Three men with white supremacist ties received prison sentences of up to 10 years late last month for plotting to destroy a generating station in the northwestern United States, in what the U.S. Department of Justice called a “racially motivated scheme to attack a power grid,” the New York Times reports.
The trio, two of them U.S. Marines, met in early 2017 through an online forum for neo-Nazis. They used an encrypted messaging app to keep in touch and recruit others after the forum was shut down later that year.

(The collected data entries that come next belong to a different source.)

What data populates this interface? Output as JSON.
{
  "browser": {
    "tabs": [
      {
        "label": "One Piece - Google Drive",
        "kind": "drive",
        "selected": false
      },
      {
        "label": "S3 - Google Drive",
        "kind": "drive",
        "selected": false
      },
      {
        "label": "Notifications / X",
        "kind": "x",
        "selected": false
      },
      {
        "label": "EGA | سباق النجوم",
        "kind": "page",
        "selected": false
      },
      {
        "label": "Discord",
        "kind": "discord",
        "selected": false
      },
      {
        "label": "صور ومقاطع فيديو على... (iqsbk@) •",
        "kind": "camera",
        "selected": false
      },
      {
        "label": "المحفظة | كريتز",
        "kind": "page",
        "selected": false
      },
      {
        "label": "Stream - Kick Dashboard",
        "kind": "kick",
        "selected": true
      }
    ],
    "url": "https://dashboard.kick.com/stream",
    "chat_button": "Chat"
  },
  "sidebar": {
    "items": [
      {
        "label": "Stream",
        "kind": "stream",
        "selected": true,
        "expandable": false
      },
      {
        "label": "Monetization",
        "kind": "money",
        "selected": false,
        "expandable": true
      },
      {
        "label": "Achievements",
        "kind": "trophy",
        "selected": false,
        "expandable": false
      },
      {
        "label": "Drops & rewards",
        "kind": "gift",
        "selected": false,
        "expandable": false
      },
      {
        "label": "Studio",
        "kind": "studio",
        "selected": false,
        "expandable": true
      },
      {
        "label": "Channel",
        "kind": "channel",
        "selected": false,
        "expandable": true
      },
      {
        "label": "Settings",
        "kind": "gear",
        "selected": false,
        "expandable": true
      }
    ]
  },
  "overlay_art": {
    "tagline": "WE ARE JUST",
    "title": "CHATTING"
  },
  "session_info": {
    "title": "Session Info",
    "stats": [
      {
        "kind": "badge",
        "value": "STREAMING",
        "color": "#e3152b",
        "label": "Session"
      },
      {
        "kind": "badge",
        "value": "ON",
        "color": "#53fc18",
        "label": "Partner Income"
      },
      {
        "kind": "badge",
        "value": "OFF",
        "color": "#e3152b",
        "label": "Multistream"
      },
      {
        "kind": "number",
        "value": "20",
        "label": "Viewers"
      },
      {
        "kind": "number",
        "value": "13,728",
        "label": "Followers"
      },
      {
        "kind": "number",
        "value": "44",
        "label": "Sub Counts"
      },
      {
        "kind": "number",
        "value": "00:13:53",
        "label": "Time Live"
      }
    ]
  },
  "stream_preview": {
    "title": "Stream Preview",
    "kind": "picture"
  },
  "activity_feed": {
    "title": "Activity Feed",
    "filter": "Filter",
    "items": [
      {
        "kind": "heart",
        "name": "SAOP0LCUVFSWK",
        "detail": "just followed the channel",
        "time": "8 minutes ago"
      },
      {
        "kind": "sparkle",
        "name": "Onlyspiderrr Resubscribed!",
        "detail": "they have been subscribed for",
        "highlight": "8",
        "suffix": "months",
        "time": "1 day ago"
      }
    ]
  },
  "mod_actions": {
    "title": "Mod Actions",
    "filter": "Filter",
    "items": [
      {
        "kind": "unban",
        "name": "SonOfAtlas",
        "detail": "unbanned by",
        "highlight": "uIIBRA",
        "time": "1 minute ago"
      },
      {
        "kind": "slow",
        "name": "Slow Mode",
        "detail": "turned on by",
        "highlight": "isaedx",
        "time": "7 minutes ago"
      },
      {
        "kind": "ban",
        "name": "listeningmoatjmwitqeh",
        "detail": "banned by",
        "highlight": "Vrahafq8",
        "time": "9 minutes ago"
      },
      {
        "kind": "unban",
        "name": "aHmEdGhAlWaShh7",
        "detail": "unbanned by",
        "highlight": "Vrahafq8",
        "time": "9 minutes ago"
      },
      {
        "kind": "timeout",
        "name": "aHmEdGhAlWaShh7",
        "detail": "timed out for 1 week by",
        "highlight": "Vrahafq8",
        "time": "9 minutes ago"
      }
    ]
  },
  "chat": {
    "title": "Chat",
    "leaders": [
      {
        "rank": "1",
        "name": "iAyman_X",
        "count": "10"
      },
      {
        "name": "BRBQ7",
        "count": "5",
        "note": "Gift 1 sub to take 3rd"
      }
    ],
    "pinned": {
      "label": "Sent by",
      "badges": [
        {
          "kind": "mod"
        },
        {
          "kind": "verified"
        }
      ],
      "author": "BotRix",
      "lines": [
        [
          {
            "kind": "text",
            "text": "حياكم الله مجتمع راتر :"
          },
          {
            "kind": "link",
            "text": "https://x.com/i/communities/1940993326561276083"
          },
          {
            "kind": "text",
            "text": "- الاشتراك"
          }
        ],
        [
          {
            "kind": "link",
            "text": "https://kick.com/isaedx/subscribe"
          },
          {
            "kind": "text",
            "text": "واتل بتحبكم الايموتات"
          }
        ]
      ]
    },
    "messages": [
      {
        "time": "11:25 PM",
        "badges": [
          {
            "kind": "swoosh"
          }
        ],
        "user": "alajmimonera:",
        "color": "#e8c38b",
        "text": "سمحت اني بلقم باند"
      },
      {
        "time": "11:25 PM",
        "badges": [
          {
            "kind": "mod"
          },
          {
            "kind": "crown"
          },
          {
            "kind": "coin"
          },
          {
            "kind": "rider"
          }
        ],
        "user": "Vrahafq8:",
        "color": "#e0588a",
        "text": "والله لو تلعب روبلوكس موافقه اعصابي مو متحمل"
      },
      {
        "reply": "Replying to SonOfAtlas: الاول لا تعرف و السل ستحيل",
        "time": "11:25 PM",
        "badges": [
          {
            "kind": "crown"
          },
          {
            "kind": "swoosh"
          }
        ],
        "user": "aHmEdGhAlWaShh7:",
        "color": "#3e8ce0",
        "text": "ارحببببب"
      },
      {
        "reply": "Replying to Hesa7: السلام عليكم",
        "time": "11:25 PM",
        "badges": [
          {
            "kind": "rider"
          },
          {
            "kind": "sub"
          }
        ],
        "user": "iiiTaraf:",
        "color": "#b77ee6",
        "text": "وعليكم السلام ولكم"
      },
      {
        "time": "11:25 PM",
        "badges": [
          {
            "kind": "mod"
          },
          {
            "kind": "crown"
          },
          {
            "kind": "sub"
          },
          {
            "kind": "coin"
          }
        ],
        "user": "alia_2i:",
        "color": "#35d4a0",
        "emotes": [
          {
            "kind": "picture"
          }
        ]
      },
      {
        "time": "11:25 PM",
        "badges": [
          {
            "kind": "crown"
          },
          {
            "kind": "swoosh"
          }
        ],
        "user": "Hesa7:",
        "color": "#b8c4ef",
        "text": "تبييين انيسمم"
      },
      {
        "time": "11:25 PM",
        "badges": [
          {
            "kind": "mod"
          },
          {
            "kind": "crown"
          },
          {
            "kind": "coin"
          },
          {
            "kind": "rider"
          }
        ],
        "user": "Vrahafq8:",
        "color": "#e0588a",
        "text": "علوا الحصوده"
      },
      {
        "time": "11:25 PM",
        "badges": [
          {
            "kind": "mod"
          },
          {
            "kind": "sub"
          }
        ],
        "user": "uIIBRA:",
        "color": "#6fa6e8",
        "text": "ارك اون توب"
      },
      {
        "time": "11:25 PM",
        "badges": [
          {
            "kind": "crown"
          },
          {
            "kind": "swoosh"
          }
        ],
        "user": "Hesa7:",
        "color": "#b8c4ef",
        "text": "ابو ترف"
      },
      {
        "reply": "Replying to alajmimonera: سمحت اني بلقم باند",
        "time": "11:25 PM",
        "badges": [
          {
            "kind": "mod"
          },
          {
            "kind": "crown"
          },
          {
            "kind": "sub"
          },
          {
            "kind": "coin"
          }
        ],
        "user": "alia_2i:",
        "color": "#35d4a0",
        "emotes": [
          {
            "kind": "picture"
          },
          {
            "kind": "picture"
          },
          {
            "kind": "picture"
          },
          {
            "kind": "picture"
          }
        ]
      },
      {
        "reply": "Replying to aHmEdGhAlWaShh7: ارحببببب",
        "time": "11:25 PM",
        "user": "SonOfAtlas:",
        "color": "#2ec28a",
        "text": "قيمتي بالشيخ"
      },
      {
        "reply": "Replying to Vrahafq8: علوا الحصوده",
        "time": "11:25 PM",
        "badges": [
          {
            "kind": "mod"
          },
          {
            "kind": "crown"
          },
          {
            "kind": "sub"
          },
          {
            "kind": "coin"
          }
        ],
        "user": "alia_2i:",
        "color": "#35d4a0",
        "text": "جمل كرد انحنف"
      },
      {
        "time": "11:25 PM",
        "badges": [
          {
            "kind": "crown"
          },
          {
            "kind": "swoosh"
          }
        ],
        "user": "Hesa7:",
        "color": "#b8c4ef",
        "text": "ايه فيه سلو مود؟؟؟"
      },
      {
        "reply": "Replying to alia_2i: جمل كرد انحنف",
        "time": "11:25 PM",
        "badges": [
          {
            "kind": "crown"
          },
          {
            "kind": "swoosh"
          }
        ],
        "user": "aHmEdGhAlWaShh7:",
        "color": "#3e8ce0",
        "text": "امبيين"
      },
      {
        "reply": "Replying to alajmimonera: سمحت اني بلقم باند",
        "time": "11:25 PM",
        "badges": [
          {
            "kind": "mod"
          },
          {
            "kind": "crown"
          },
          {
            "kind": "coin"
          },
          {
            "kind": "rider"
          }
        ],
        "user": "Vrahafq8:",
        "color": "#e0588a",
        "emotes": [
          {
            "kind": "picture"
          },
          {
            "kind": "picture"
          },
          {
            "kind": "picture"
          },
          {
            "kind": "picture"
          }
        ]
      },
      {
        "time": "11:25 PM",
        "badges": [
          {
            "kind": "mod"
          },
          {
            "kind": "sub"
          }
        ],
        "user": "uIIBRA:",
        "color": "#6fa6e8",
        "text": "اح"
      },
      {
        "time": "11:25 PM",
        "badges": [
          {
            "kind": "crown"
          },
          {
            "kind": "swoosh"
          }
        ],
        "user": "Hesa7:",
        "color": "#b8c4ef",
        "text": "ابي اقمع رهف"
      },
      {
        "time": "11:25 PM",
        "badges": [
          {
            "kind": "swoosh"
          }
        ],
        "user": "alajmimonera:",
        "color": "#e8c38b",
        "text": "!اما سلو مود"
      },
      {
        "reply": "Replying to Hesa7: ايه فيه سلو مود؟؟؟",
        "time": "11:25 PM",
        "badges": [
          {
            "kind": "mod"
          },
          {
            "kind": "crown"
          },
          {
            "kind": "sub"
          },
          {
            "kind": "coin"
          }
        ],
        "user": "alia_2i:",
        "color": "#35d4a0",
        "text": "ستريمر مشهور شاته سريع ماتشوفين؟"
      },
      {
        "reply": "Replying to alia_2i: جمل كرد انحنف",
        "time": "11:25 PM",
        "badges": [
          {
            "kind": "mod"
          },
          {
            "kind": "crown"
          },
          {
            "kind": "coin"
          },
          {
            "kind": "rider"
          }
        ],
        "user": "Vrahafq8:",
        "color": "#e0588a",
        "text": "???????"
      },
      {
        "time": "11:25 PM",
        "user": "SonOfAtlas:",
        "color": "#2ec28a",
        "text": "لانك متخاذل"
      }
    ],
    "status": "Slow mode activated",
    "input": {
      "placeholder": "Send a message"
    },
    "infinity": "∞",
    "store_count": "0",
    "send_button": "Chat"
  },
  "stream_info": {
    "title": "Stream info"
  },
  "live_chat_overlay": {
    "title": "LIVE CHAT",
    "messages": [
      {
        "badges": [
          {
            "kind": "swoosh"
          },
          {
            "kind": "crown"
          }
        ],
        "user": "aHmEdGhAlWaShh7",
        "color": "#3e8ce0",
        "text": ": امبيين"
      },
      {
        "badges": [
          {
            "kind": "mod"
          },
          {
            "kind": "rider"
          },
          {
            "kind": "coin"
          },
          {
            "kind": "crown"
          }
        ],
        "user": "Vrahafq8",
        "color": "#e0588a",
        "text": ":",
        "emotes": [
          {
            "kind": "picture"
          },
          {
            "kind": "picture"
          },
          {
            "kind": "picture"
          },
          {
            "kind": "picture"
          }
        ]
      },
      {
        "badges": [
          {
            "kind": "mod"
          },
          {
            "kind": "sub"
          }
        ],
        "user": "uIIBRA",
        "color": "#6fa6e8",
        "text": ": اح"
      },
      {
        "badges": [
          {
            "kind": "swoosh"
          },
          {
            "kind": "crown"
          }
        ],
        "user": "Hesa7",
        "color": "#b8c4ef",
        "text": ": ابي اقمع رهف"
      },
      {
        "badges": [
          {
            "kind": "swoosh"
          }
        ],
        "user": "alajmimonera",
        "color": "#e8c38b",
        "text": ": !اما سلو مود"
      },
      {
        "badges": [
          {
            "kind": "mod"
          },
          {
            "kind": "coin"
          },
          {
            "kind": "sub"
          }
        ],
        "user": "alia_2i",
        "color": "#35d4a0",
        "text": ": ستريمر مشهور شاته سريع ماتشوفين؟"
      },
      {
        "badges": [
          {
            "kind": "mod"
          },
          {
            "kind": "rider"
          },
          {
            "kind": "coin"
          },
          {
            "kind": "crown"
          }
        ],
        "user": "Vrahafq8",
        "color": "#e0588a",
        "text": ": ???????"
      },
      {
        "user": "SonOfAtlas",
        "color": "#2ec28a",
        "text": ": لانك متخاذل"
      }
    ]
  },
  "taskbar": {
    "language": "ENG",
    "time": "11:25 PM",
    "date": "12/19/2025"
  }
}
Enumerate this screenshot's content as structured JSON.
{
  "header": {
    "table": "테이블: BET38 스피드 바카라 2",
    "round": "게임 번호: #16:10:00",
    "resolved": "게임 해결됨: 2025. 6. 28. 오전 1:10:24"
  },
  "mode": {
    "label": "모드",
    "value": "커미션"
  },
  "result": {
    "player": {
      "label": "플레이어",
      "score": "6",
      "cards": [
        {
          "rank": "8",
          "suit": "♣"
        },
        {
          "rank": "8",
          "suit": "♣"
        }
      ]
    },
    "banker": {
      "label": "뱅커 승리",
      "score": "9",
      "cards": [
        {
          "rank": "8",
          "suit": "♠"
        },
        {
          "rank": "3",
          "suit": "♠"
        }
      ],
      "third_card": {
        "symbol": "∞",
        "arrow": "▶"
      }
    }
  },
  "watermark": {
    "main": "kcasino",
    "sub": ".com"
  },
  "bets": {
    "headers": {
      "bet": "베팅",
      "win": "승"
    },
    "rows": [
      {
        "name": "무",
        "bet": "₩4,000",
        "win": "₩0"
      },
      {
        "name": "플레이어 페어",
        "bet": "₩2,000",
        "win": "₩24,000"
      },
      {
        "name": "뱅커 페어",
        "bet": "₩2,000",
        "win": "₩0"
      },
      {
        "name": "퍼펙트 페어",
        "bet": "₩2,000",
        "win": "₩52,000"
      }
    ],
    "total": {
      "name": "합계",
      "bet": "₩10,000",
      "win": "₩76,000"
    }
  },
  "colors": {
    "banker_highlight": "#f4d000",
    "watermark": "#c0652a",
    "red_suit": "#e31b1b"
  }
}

A man from Johnston, RI received the longest sentence for aiding and abetting the transport of unregistered firearms across state lines, the Times writes. A resident of Boise, Idaho, who was “found in October 2020 with a handwritten list of about a dozen places in Idaho and surrounding states that were home to components of the power grid for the northwestern United States,” got 6½ years for conspiring to destroy an energy facility. A third man from Sansboro, NC was sentenced to a year and nine months behind bars for conspiracy to manufacture firearms and ship interstate.
As it developed, the plot included manufacturing firearms, stealing military gear, training exercises in the desert near Boise, and researching a previous attempt to attack the grid. Others involved with the scheme “produced a propaganda video of their training, which featured masked individuals firing assault-type rifles, and ended with a Nazi symbol and the words ‘Come home white man’,” the Times says.
Two other conspirators had already pleaded guilty by the time the other three were convicted and sentenced.
“This is not the first time a white supremacist group has targeted power grids,” the Times writes. “A 2022 study [pdf] by George Washington University researchers found that between 2016 and 2022, 13 individuals associated with white supremacy groups were charged with planning attacks on the energy sector.”
The news story cites three men who pleaded guilty in 2022 to planning to attack power grids across the country in hopes of instigating a race war. Two others were charged in 2023 with conspiring to destroy Baltimore’s power grid in yet another “racist scheme”.